MEPs can question and lobby the Commission and the Council of Ministers. They can table a motion for resolution, table and move amendments, make explanations of vote, ask questions related to the work of Parliament’s leadership (Conference of Presidents, Bureau and Quaestors), table amendments to the rules of procedure, raise points of order. They may also make personal statements and intervene in the plenary debates.  MEPs also have an important role to play on the big issues of our times such as climate change, human rights in the world and the way in which we regulate our financial markets. MEPs hold the European Commission to account and can force it to resign. MEPs have the power to approve, reject or amend EU legislation. They can also invite the European Commission to come up with a legislative proposal. In addition, MEPs represent the EU in their relations with the national parliaments and governments of foreign countries, as well as within international organisations.

Interaction with the constituencies and national parliaments gives an important input for the members to advance on the EU level the causes that are most important at the national level.
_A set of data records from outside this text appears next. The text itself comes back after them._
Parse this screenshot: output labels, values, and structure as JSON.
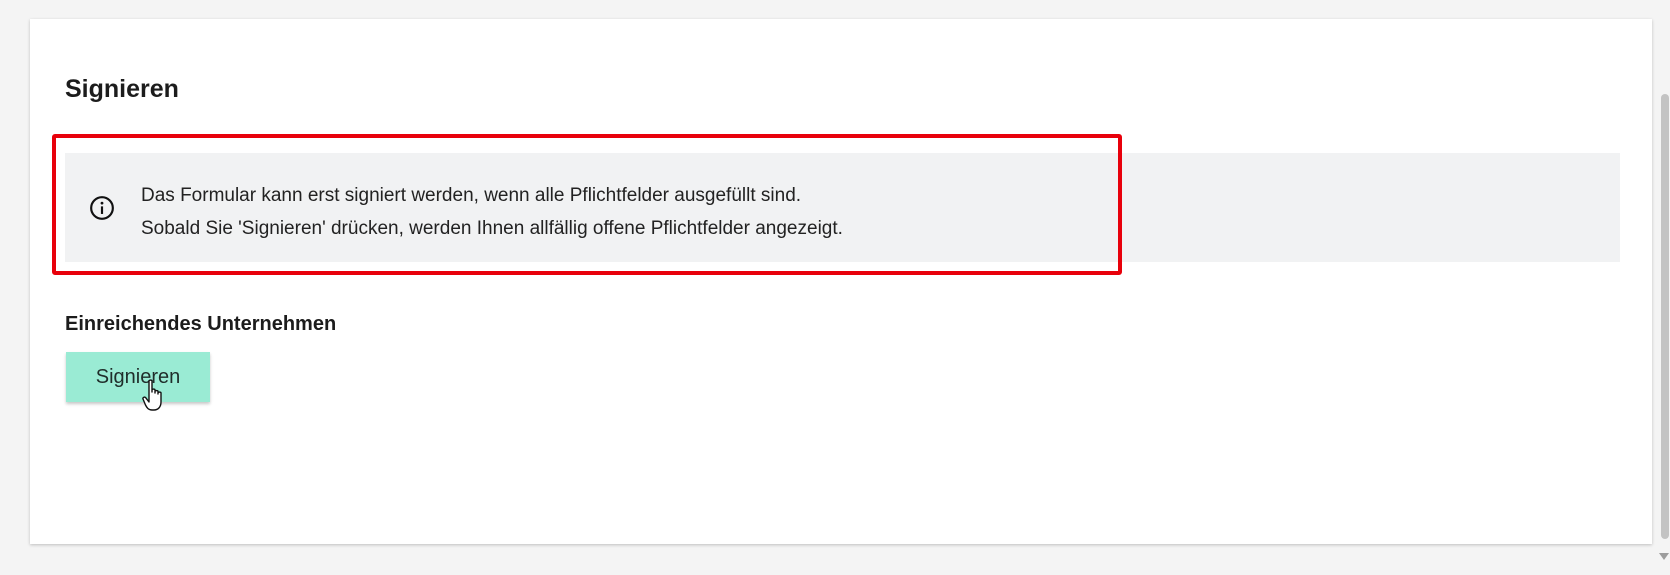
{
  "card": {
    "title": "Signieren",
    "info_icon": "info-circle-icon",
    "info_lines": [
      "Das Formular kann erst signiert werden, wenn alle Pflichtfelder ausgefüllt sind.",
      "Sobald Sie 'Signieren' drücken, werden Ihnen allfällig offene Pflichtfelder angezeigt."
    ],
    "section_label": "Einreichendes Unternehmen",
    "sign_button_label": "Signieren"
  },
  "cursor_icon": "hand-pointer-icon",
  "colors": {
    "button_bg": "#9aebd4",
    "info_bg": "#f1f2f3",
    "highlight_border": "#e8000b"
  }
}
As an MEP, together with my colleagues, I identify future trends in political, economic and social life and pass the laws that affect many aspects of our lives, ensuring a fair and level playing field across Europe, including

  • Workers’ Rights
    • how many hours employees throughout the EU can be required to work and how much rest and holiday they must be given; 
    • safety conditions at work;
    • work-life balance;
    • gender equality and non-discrimination at work;
  • Food Safety
    • which pesticides are safe to use on the food grown in the EU;
    • how to use and label Genetically Modified Organisms;
    • food waste;  
    • food labelling rules; 
    • animal welfare; 
    • geographical indications protecting food and drink names (like Kentish ale or Whitstable oysters);
  • Consumer protection 
    • how much you pay for mobile phone calls when you go to another EU country;
    • avoiding differences in the composition of products that are similarly branded;  
    • avoiding geo-blocking and other geographically-based restrictions that undermine online shopping and cross-border sales; 
  • Ensuring product safety 
    • making children’s toys safe; 
    • the safety of thousands of chemicals used in everyday manufactured goods such as TVs and sofas;
  • Protecting health and the environment 
    • cleaning up the air we breathe and the water we drink and swim in; 
    • getting health care in another EU country either on holiday or when the queue is too long in your own country;
    • tackling climate change;
    • waste management; 
    • responsible approach to energy resources; 
    • prevention of diseases and promotion of healthy lifestyles; 
    • specific health needs of older people;
    • tackling risks related to alcohol, tobacco and drug consumption;
  • Giving opportunity 
    • guaranteeing rights deriving from the EU citizenship, like the right to move, reside, work or study in another EU country; 
    • guaranteeing social protection standards across the EU; 
    • approving (or rejecting) EU trade deals with non-EU Nations and trading blocks;

  • Protecting civil liberties and security
    • consular protection (help from the embassy or consulate of any other EU country to EU citizens in distress in a country outside the EU where they have no embassy or consulate of their own country);
    • non-discrimination on the basis of nationality, race or religion; 
    • social inclusion and protection of social security rights; 
    • preventing crimes, like money laundering and human trafficking, fighting counterfeits and fraud; 
    • protection of data privacy and promotion of digital literacy; 

The European Parliament also decides on the EU budget and influences how EU money is spent.  

The European Parliament being directly elected from 1979, adheres to the highest standards of transparency, citizens’ involvement, open decision-making and impact assessment of the regulation. It channels these principles across the whole institutional framework of the EU.